Solo mezzo secolo dopo una petizione lanciata online da uno studente universitario di origine italiana ha raccolto migliaia di firme e ha spinto nel 2018 il Senato dello Stato di New York a passare una legge che aggiunge la Zeta mancante. Di fronte alle resistenze venne sottolineato come sarebbe stato uno scandalo da sanare immediatamente se l’errore fosse stato fatto con un nome inglese: immaginate se l’aeroporto si fosse chiamato “Kenedy” con una N sola.  Dopo la firma il governatore Andrew Cuomo si è però preoccupato di spiegare che cambiare tutta la toponomastica e i cartelli sarebbe costato diversi milioni di dollari, così si è deciso di sostituire nel tempo solo quelli che sono rovinati. Così adesso si incontrano entrambe le grafie. Ha cambiato la propria insegna anche la scuola elementare intitolata al navigatore, mentre hanno mantenuto la vecchia grafia i molti negozi, da quello che vende le biciclette più alla moda al concessionario della Bmw, che avrebbero dovuto rifare i loro siti, i social e tutti i materiali pubblicitari.

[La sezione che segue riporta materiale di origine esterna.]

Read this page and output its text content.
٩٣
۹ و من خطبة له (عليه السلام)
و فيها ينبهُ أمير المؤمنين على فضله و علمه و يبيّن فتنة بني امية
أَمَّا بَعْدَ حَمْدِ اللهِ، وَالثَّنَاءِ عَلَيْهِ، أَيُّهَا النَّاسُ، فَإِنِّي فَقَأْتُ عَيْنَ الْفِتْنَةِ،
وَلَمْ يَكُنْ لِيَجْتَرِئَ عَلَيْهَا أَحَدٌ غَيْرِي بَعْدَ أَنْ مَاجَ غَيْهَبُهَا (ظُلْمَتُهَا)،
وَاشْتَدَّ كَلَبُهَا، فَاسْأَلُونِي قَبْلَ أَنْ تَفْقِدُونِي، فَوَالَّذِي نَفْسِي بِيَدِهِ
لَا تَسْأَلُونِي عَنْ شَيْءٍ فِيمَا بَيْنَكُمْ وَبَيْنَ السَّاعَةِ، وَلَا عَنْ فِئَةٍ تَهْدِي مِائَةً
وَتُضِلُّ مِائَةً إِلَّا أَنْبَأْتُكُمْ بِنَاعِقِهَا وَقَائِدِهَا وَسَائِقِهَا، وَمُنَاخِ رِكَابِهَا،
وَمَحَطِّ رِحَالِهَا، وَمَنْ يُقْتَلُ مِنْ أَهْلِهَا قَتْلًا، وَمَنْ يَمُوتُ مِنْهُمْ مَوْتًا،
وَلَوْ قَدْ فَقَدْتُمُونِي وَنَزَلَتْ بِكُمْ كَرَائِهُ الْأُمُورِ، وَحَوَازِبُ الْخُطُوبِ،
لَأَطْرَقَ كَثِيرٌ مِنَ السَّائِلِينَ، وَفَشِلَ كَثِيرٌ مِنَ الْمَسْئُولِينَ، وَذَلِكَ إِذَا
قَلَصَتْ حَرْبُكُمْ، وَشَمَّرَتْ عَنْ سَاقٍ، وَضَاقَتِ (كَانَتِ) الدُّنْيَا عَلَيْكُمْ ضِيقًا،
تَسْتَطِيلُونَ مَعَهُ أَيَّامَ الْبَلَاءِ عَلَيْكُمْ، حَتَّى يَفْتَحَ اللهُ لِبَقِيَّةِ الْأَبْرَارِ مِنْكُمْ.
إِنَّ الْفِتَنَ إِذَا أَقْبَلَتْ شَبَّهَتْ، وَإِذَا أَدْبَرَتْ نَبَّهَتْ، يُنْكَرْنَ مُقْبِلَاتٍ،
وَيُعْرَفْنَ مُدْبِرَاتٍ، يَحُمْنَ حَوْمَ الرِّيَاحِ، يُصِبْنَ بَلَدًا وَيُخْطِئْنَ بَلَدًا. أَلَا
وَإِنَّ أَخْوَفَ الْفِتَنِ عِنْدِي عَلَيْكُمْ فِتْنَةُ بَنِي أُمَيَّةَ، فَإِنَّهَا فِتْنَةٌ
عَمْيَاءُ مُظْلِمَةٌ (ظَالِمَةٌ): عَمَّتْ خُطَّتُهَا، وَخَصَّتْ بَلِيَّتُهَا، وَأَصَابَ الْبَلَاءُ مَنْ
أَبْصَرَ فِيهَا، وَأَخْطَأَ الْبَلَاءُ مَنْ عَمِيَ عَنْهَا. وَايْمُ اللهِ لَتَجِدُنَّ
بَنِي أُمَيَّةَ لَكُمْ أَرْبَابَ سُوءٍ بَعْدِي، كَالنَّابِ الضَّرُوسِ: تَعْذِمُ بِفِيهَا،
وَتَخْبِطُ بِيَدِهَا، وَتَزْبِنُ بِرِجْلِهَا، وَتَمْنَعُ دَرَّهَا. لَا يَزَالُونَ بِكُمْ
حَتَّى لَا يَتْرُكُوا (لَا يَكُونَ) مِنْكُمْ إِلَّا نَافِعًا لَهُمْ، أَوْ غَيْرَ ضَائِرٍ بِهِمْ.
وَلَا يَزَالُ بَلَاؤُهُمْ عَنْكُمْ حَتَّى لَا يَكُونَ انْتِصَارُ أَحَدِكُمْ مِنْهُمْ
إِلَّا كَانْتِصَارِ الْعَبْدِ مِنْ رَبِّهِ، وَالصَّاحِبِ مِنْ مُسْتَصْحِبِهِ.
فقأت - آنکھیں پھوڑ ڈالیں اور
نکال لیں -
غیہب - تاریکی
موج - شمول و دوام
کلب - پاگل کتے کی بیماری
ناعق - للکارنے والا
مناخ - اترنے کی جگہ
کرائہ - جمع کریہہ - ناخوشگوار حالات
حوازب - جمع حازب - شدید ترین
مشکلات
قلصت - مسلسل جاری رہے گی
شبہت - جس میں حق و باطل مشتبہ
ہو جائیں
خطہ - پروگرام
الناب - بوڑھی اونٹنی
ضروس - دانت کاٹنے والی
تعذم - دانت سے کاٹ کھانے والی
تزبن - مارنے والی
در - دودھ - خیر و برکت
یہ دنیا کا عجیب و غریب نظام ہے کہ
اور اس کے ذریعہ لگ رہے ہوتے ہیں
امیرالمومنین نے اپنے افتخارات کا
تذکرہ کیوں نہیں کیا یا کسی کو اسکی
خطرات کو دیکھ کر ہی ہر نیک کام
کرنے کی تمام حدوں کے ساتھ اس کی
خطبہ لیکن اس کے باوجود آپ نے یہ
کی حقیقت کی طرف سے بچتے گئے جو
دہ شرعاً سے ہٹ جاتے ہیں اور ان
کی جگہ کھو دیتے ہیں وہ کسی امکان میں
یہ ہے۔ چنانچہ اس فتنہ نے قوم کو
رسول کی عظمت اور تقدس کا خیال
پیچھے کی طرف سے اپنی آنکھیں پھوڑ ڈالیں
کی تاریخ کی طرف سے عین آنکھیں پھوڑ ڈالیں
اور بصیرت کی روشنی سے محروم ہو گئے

Nella prima foto una delle insegne stradali con il refuso “Verrazano Bridge”, con una sola Z. Per una questione di costi lo Stato di New York ha deciso di sostituire con la grafia corretta solo le insegne rovinate


Il ponte è tornato agli onori della cronaca proprio in questi giorni perché la MTA, l’autorità pubblica che gestisce i trasporti, tra cui la metropolitana, ha chiesto agli organizzatori della maratona di New York di pagare 750mila dollari per l’uso del ponte, spiegando che la cifra è pari ai mancati incassi da pedaggi della domenica di novembre in cui resta chiuso per far passare i 50 mila corridori che arrivano da tutto il mondo. La richiesta è stata ritenuta irricevibile, ma la MTA ha detto che, visti i suoi problemi di budget, se non avrà i soldi richiesti metterà a disposizione al massimo uno dei due piani del ponte. Questo significherebbe allungare di molto i tempi di percorrenza di tutta la maratona, che per i più lenti si concluderebbe con il buio, oppure spingerebbe gli organizzatori a ridurre gli iscritti. La discussione è accesissima e occupa grande spazio sui giornali e in televisione.

Ogni anno sono circa 50 mila le persone che si radunano sul Ponte di Verrazzano per correre la maratona di New York

Il nome di Giovanni da Verrazzano è comunque arrivato fino a noi, anche se con fortune alterne, la sua vita non ebbe una conclusione gloriosa: al suo terzo viaggio dall’altra parte dell’Atlantico si spinse nei Caraibi e morì nel 1528, a soli 43 anni, in quelle che sono oggi le Isole Bahamas. Non ci sono documenti ma la tradizione accredita che il nobile esploratore toscano sia stato ucciso da una tribù dedita al cannibalismo. Sulla piazza di Greve in Chianti da più di un secolo c’è una statua che lo ritrae con l’armatura e l’elmo, ma anche a Battery Park, nella punta sud di Manhattan dal 1909 c’è un monumento in bronzo che lo ricorda, fu realizzato grazie a una raccolta fondi lanciata dal quotidiano in lingua italiana “Il Progresso”, stanco di sentir parlare solo di Henry Hudson. La statua è ancora lì e nessuno, anche in tempi di revisione storica e di politicamente corretto, l’ha mai imbrattata o messa in discussione. Giovanni da Verrazzano era un esploratore, non un conquistatore.